In a tweet Monday morning, President Trump attacked Nevada Democrats for their efforts to expand mail-in voting ahead of this fall’s general election. Along with accusing them of trying to “steal” the election, Trump noted that the USPS is not equipped to handle an increase in absentee ballots. Trump should know, as he’s the one ensuring that the USPS is not equipped to handle an increase in absentee ballots.
It’s long been clear that Trump doesn’t like the USPS — “The Postal Service is a joke,” he said in April — and, in June, he finally got someone to do his bidding there.
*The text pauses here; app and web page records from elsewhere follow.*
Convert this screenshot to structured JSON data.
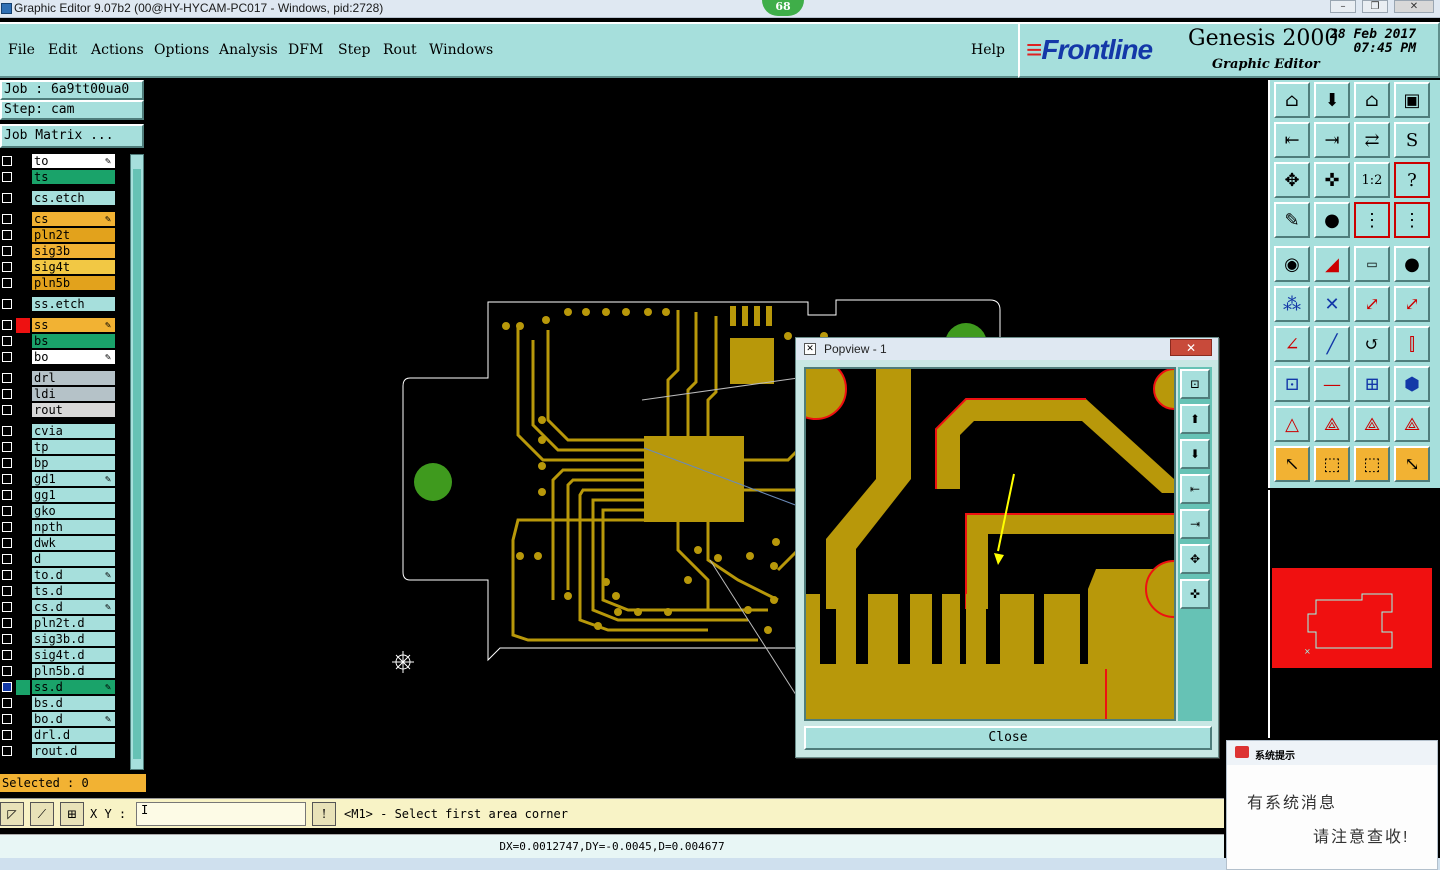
{
  "window": {
    "title": "Graphic Editor 9.07b2 (00@HY-HYCAM-PC017 - Windows, pid:2728)",
    "badge": "68"
  },
  "menu": {
    "items": [
      "File",
      "Edit",
      "Actions",
      "Options",
      "Analysis",
      "DFM",
      "Step",
      "Rout",
      "Windows"
    ],
    "help": "Help"
  },
  "brand": {
    "logo_a": "Frontline",
    "product": "Genesis 2000",
    "date": "28 Feb 2017",
    "time": "07:45 PM",
    "subtitle": "Graphic Editor"
  },
  "left": {
    "job": "Job : 6a9tt00ua0",
    "step": "Step: cam",
    "job_matrix": "Job Matrix ...",
    "selected": "Selected : 0"
  },
  "layers": [
    {
      "name": "to",
      "color": "#ffffff",
      "edit": true
    },
    {
      "name": "ts",
      "color": "#1aa36a",
      "edit": false
    },
    {
      "name": "cs.etch",
      "color": "#a6dfdc",
      "edit": false,
      "gap": true
    },
    {
      "name": "cs",
      "color": "#f2b233",
      "edit": true,
      "gap": true
    },
    {
      "name": "pln2t",
      "color": "#e2a21c",
      "edit": false
    },
    {
      "name": "sig3b",
      "color": "#f2b233",
      "edit": false
    },
    {
      "name": "sig4t",
      "color": "#f2c844",
      "edit": false
    },
    {
      "name": "pln5b",
      "color": "#e2a21c",
      "edit": false
    },
    {
      "name": "ss.etch",
      "color": "#a6dfdc",
      "edit": false,
      "gap": true
    },
    {
      "name": "ss",
      "color": "#f2b233",
      "edit": true,
      "gap": true,
      "swatch": "#e11"
    },
    {
      "name": "bs",
      "color": "#1aa36a",
      "edit": false
    },
    {
      "name": "bo",
      "color": "#ffffff",
      "edit": true
    },
    {
      "name": "drl",
      "color": "#b5c2c8",
      "edit": false,
      "gap": true
    },
    {
      "name": "ldi",
      "color": "#b5c2c8",
      "edit": false
    },
    {
      "name": "rout",
      "color": "#d8d8d8",
      "edit": false
    },
    {
      "name": "cvia",
      "color": "#a6dfdc",
      "edit": false,
      "gap": true
    },
    {
      "name": "tp",
      "color": "#a6dfdc",
      "edit": false
    },
    {
      "name": "bp",
      "color": "#a6dfdc",
      "edit": false
    },
    {
      "name": "gd1",
      "color": "#a6dfdc",
      "edit": true
    },
    {
      "name": "gg1",
      "color": "#a6dfdc",
      "edit": false
    },
    {
      "name": "gko",
      "color": "#a6dfdc",
      "edit": false
    },
    {
      "name": "npth",
      "color": "#a6dfdc",
      "edit": false
    },
    {
      "name": "dwk",
      "color": "#a6dfdc",
      "edit": false
    },
    {
      "name": "d",
      "color": "#a6dfdc",
      "edit": false
    },
    {
      "name": "to.d",
      "color": "#a6dfdc",
      "edit": true
    },
    {
      "name": "ts.d",
      "color": "#a6dfdc",
      "edit": false
    },
    {
      "name": "cs.d",
      "color": "#a6dfdc",
      "edit": true
    },
    {
      "name": "pln2t.d",
      "color": "#a6dfdc",
      "edit": false
    },
    {
      "name": "sig3b.d",
      "color": "#a6dfdc",
      "edit": false
    },
    {
      "name": "sig4t.d",
      "color": "#a6dfdc",
      "edit": false
    },
    {
      "name": "pln5b.d",
      "color": "#a6dfdc",
      "edit": false
    },
    {
      "name": "ss.d",
      "color": "#1aa36a",
      "edit": true,
      "swatch": "#1aa36a",
      "checked": true
    },
    {
      "name": "bs.d",
      "color": "#a6dfdc",
      "edit": false
    },
    {
      "name": "bo.d",
      "color": "#a6dfdc",
      "edit": true
    },
    {
      "name": "drl.d",
      "color": "#a6dfdc",
      "edit": false
    },
    {
      "name": "rout.d",
      "color": "#a6dfdc",
      "edit": false
    }
  ],
  "popview": {
    "title": "Popview - 1",
    "close_x": "✕",
    "close": "Close"
  },
  "bottom": {
    "xy_label": "X Y :",
    "xy_value": "I",
    "prompt": "<M1> - Select first area corner",
    "coords": "DX=0.0012747,DY=-0.0045,D=0.004677"
  },
  "notify": {
    "header": "系统提示",
    "line1": "有系统消息",
    "line2": "请注意查收!"
  },
  "colors": {
    "panel": "#a6dfdc",
    "copper": "#b8980a",
    "board_outline": "#ffffff"
  }
}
Postmaster General Louis DeJoy, whose qualifications include raising a truckload of money for Trump, has begun to implement changes some say will make mail-in voting less efficient and less fair, which seems to be exactly what Trump wants.
Here, what we know about Trump’s attacks on the U.S. Postal Service and how they could affect voting this November.
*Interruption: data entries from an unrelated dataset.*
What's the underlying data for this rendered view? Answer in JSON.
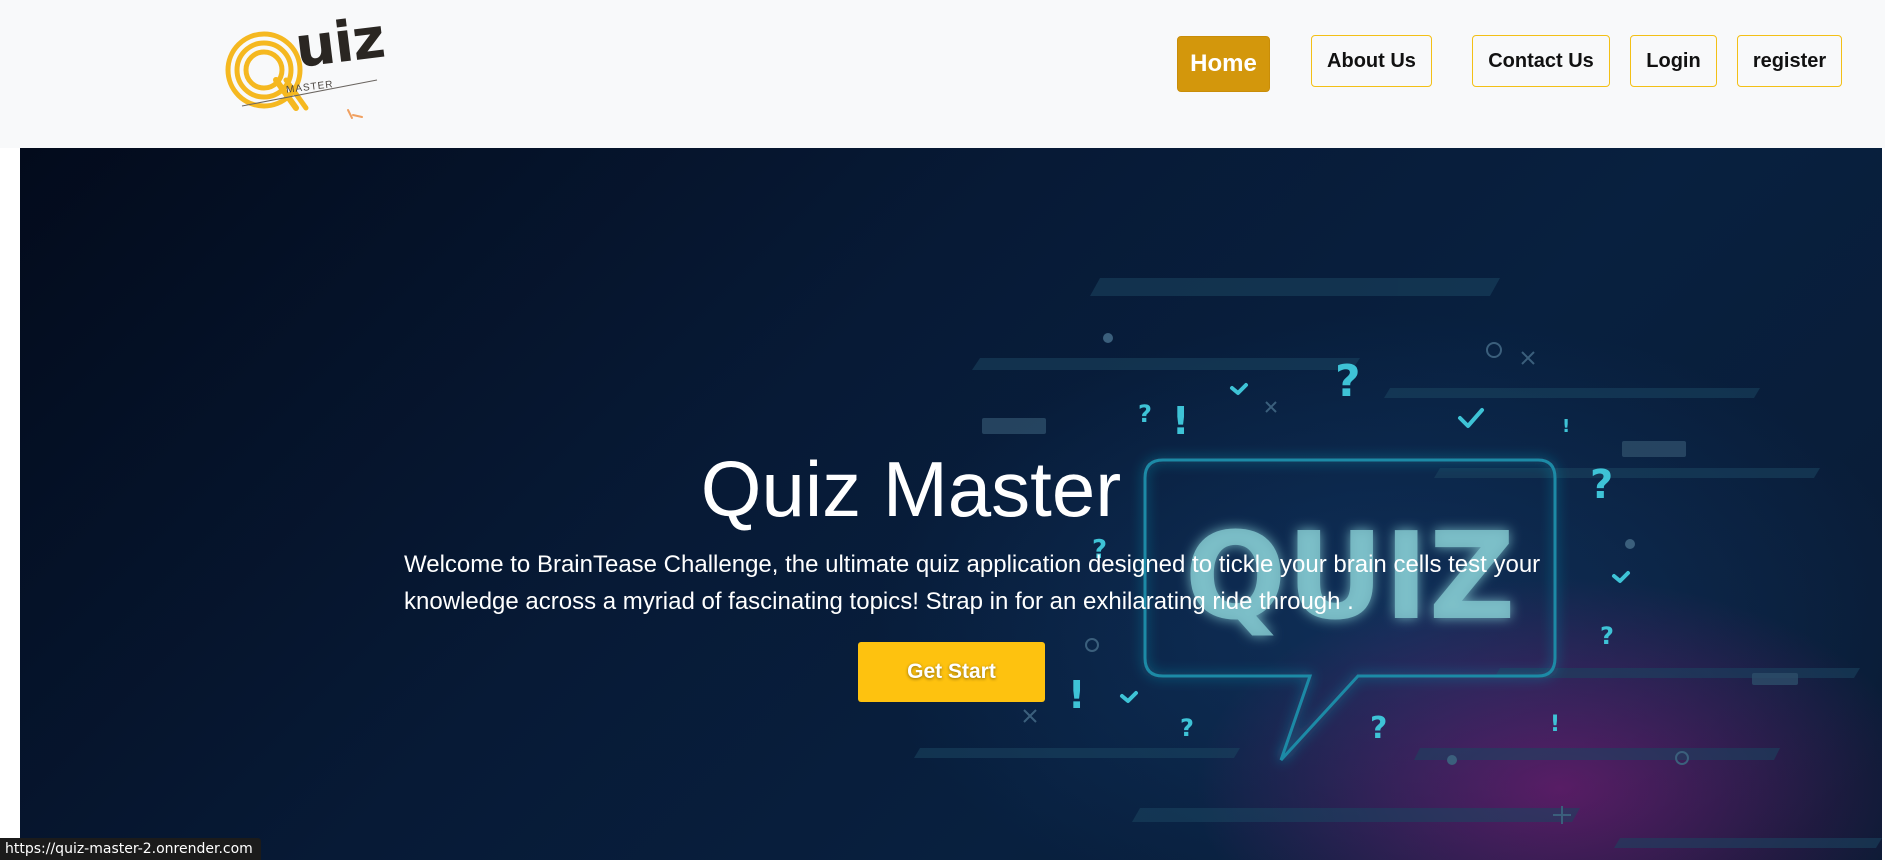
{
  "brand": {
    "logo_letter": "Q",
    "logo_word": "uiz",
    "logo_subtext": "MASTER",
    "accent_color": "#d3970c",
    "button_color": "#fec20f",
    "border_color": "#f3c016"
  },
  "nav": {
    "items": [
      {
        "label": "Home",
        "active": true
      },
      {
        "label": "About Us",
        "active": false
      },
      {
        "label": "Contact Us",
        "active": false
      },
      {
        "label": "Login",
        "active": false
      },
      {
        "label": "register",
        "active": false
      }
    ]
  },
  "hero": {
    "title": "Quiz Master",
    "description": "Welcome to BrainTease Challenge, the ultimate quiz application designed to tickle your brain cells test your knowledge across a myriad of fascinating topics! Strap in for an exhilarating ride through .",
    "cta_label": "Get Start",
    "background_word": "QUIZ"
  },
  "status_bar": {
    "url": "https://quiz-master-2.onrender.com"
  }
}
What’s happening at the USPS?
Changes are afoot under DeJoy, a North Carolina logistics manager who, as postmaster general, seems eager to carry out his new boss’s vendetta against the nearly 250-year-old institution. Trump has been bashing the USPS for years, often linking his criticism to the prices it charges Amazon for delivery. Despite targeting the USPS, Trump has never been good about hiding the true target of his ire. He’s less concerned with the USPS than with Amazon CEO Jeff Bezos, who owns the Washington Post, which Trump hates.
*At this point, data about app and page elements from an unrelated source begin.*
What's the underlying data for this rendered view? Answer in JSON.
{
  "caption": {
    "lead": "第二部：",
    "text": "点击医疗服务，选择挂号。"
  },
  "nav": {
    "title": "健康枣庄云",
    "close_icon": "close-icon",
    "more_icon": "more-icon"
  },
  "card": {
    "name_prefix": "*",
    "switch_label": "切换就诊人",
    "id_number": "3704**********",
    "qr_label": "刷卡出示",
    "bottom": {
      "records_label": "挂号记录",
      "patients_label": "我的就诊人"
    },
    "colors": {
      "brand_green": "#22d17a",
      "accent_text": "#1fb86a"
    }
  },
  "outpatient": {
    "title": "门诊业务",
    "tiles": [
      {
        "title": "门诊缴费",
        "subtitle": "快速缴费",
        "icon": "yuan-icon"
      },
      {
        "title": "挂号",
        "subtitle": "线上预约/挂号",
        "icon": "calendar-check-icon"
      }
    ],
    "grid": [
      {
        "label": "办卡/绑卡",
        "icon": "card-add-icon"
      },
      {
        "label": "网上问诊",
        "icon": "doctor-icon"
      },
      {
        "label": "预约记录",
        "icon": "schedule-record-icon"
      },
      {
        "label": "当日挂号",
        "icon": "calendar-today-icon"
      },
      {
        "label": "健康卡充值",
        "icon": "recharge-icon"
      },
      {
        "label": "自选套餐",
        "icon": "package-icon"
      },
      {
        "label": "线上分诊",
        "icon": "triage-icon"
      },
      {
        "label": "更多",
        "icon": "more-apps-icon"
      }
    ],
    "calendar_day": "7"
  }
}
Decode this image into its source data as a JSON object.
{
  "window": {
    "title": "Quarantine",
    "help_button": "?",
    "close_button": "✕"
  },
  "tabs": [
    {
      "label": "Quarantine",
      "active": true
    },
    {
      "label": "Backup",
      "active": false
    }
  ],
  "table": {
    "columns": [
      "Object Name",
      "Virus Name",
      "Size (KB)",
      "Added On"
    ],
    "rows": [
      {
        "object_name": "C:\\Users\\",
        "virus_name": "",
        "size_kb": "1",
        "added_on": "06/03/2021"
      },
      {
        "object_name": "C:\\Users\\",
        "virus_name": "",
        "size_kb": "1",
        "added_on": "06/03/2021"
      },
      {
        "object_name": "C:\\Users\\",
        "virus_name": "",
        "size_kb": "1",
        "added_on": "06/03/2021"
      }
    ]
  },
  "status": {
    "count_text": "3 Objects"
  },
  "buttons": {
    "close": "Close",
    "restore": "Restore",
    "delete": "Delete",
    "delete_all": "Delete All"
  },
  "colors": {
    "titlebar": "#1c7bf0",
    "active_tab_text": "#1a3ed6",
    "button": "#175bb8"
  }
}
There was little surprise, then, when DeJoy immediately set about implementing an “operational pivot” at the USPS. Instead of prioritizing the delivery of every piece of mail, carriers are to “leave mail behind at distribution centers” if it delays them from their routes, the Washington Post reported. A memo about the changes warned workers that, as part of the changes, they may “see mail left behind or mail on the workroom floor.” Overtime, which can be needed to ensure that all of that day’s mail is delivered, is also being eliminated.
Practically speaking, these changes mean some mail could arrive later than expected, and some could simply fall through the cracks. The New York Times reported last Friday that it’s already happening, with “reports of letters and packages being delayed by as many as several days.” This isn’t just a tangible problem — delivery of medication, for example, could be delayed — it also undercuts confidence in one of America’s most trusted and egalitarian institutions.
What’s the explanation for the changes?
The moves are ostensibly in response to financial woes at the USPS brought on by a yearslong decrease in first-class mail and a congressional mandate that the service prepay billions every year in retiree health-care costs. The pandemic hasn’t helped, but it hasn’t hurt as much as it could have. While the volume of some forms of mail, including first-class and marketing materials, has decreased, an increase in packages has stabilized revenues.
Not that help isn’t needed. The CARES Act authorized the USPS to borrow $10 billion from the Treasury Department, but that money was held hostage for months as Treasury Secretary Steve Mnuchin and Trump demanded concessions. Trump said rates would need to be quadrupled, and Mnuchin reportedly fought for control of top-level USPS decisions. Just last week, the terms of the loan were finalized, with the USPS agreeing to disclose the details of some of its most lucrative contracts to the Treasury Department in exchange for the lifeline.
How does all this affect mail-in voting?
Many have also linked the crippling of the USPS to Trump’s attacks on mail-in ballots ahead of the November election. Wendy Fields, executive director of Democracy Initiative, told the Times that Trump is “deliberately orchestrating suppression and using the post office as a tool to do it.” In his eulogy for John Lewis, Barack Obama referenced efforts at “undermining the Postal Service in the run-up to an election that is going to be dependent on mailed-in ballots so people don’t get sick.”
Election officials are worried that slower mail service will mean ballots are not delivered in a timely manner. In some cases, they may not be delivered at all. A struggling USPS may also fail to return ballots in time for counting, raising the possibility of mass disenfranchisement. This is not a theoretical concern. The 2020 primaries saw tens of thousands of ballots rejected because they arrived past the Election Day deadline.
Given these possibilities and Trump’s well-known opposition to voting by mail, logic might suggest that he would attempt to strengthen the USPS to alleviate those concerns. Instead, he’s weakening it and then using that weakness as a reason to argue against mail-in voting. On Monday, after Nevada lawmakers passed a bill that would have the state mail a paper ballot to all active voters, Trump called the move “an illegal late night coup” and wrote that the “Post Office could never handle the Traffic of Mail-In Votes without preparation.” Rather than help with that preparation, he pledged to sue.